With all due respect, several of us have been able to communicate with support on open tickets this week, and SmartThings staff have posted to the forums that support requests have spiked by the thousands in that period. There’s no obvious pattern based on the customer’s setup.
The same device may work twice, then fail 3 times, then work again.
SmartThings has had known problems with schedulers failing for over a year. It had a name in the forums “SSDS” (sudden scheduler death syndrome) and a very active thread about it. Things improved in that regard in August 2015. All the result of Backend platform changes. Nothing to do with any one person’s individual devices are configuration.
There was a major platform architecture change this week. That was the announced outage.
These problems started showing up right after that maintenance. That’s the pattern.
We went down the road of trying to figure out exactly which devices/smart app/requests/whatever might cause one individual to be affected when the next person was not doing all of the sunset time based outage is that occurred during SSDS. And it turned out to have nothing to do with the individual. It was a totally random game of musical chairs occurring in the cloud. If your system happen to be routed into an area of high traffic, you were more likely to have problems, but not guaranteed to have them.

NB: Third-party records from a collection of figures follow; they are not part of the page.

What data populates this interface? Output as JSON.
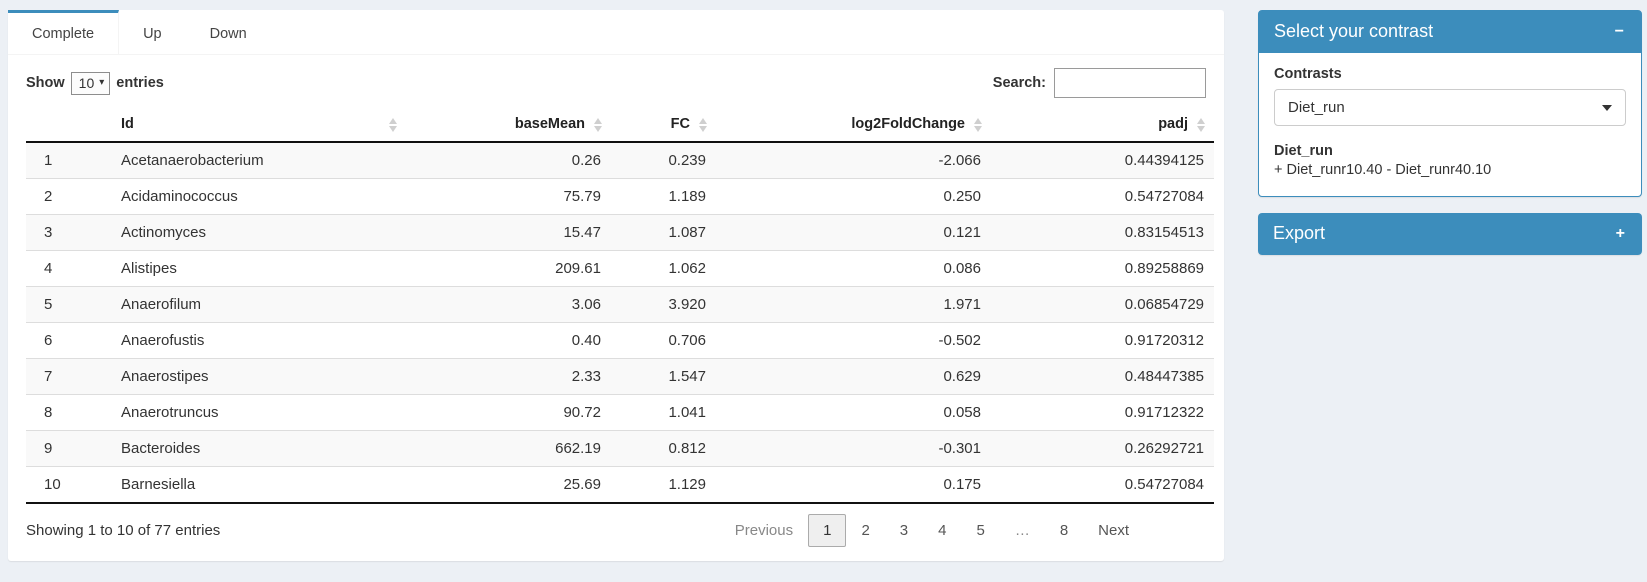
{
  "colors": {
    "accent": "#3c8dbc",
    "page_background": "#ecf0f5"
  },
  "tabs": {
    "items": [
      {
        "label": "Complete",
        "active": true
      },
      {
        "label": "Up",
        "active": false
      },
      {
        "label": "Down",
        "active": false
      }
    ]
  },
  "table_controls": {
    "show_label": "Show",
    "page_length": "10",
    "entries_label": "entries",
    "search_label": "Search:",
    "search_value": ""
  },
  "table": {
    "columns": [
      {
        "label": "",
        "key": "num",
        "align": "left",
        "sortable": false
      },
      {
        "label": "Id",
        "key": "id",
        "align": "left",
        "sortable": true
      },
      {
        "label": "baseMean",
        "key": "baseMean",
        "align": "right",
        "sortable": true
      },
      {
        "label": "FC",
        "key": "fc",
        "align": "right",
        "sortable": true
      },
      {
        "label": "log2FoldChange",
        "key": "log2fc",
        "align": "right",
        "sortable": true
      },
      {
        "label": "padj",
        "key": "padj",
        "align": "right",
        "sortable": true
      }
    ],
    "rows": [
      {
        "num": "1",
        "id": "Acetanaerobacterium",
        "baseMean": "0.26",
        "fc": "0.239",
        "log2fc": "-2.066",
        "padj": "0.44394125"
      },
      {
        "num": "2",
        "id": "Acidaminococcus",
        "baseMean": "75.79",
        "fc": "1.189",
        "log2fc": "0.250",
        "padj": "0.54727084"
      },
      {
        "num": "3",
        "id": "Actinomyces",
        "baseMean": "15.47",
        "fc": "1.087",
        "log2fc": "0.121",
        "padj": "0.83154513"
      },
      {
        "num": "4",
        "id": "Alistipes",
        "baseMean": "209.61",
        "fc": "1.062",
        "log2fc": "0.086",
        "padj": "0.89258869"
      },
      {
        "num": "5",
        "id": "Anaerofilum",
        "baseMean": "3.06",
        "fc": "3.920",
        "log2fc": "1.971",
        "padj": "0.06854729"
      },
      {
        "num": "6",
        "id": "Anaerofustis",
        "baseMean": "0.40",
        "fc": "0.706",
        "log2fc": "-0.502",
        "padj": "0.91720312"
      },
      {
        "num": "7",
        "id": "Anaerostipes",
        "baseMean": "2.33",
        "fc": "1.547",
        "log2fc": "0.629",
        "padj": "0.48447385"
      },
      {
        "num": "8",
        "id": "Anaerotruncus",
        "baseMean": "90.72",
        "fc": "1.041",
        "log2fc": "0.058",
        "padj": "0.91712322"
      },
      {
        "num": "9",
        "id": "Bacteroides",
        "baseMean": "662.19",
        "fc": "0.812",
        "log2fc": "-0.301",
        "padj": "0.26292721"
      },
      {
        "num": "10",
        "id": "Barnesiella",
        "baseMean": "25.69",
        "fc": "1.129",
        "log2fc": "0.175",
        "padj": "0.54727084"
      }
    ],
    "info": "Showing 1 to 10 of 77 entries",
    "pagination": {
      "prev_label": "Previous",
      "pages": [
        "1",
        "2",
        "3",
        "4",
        "5",
        "…",
        "8"
      ],
      "active_page": "1",
      "disabled_items": [
        "Previous",
        "…"
      ],
      "next_label": "Next"
    }
  },
  "contrast_panel": {
    "title": "Select your contrast",
    "collapse_icon": "−",
    "contrasts_label": "Contrasts",
    "selected_contrast": "Diet_run",
    "contrast_name": "Diet_run",
    "contrast_formula": "+ Diet_runr10.40 - Diet_runr40.10"
  },
  "export_panel": {
    "title": "Export",
    "collapse_icon": "+"
  }
}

In particular, if the fix for the problem, even if temporary, is to change something, anything, in the smartapp and save it, that’s actually telling you that the fix is to restart the scheduler in the cloud. Not specific to the device. Which means the only people who will be able to detect a pattern are the people who have access to the full cloud data: the SmartThings staff.
So while I would certainly encourage anyone to post about a specific pattern that they do see in their own home, like dimmers failing, which might be helpful information to others, I don’t think we’re going to get anywhere just trying to collect the 5,000 data points from the local installations as to who has harmony or not. That’s not the pattern that really matters here.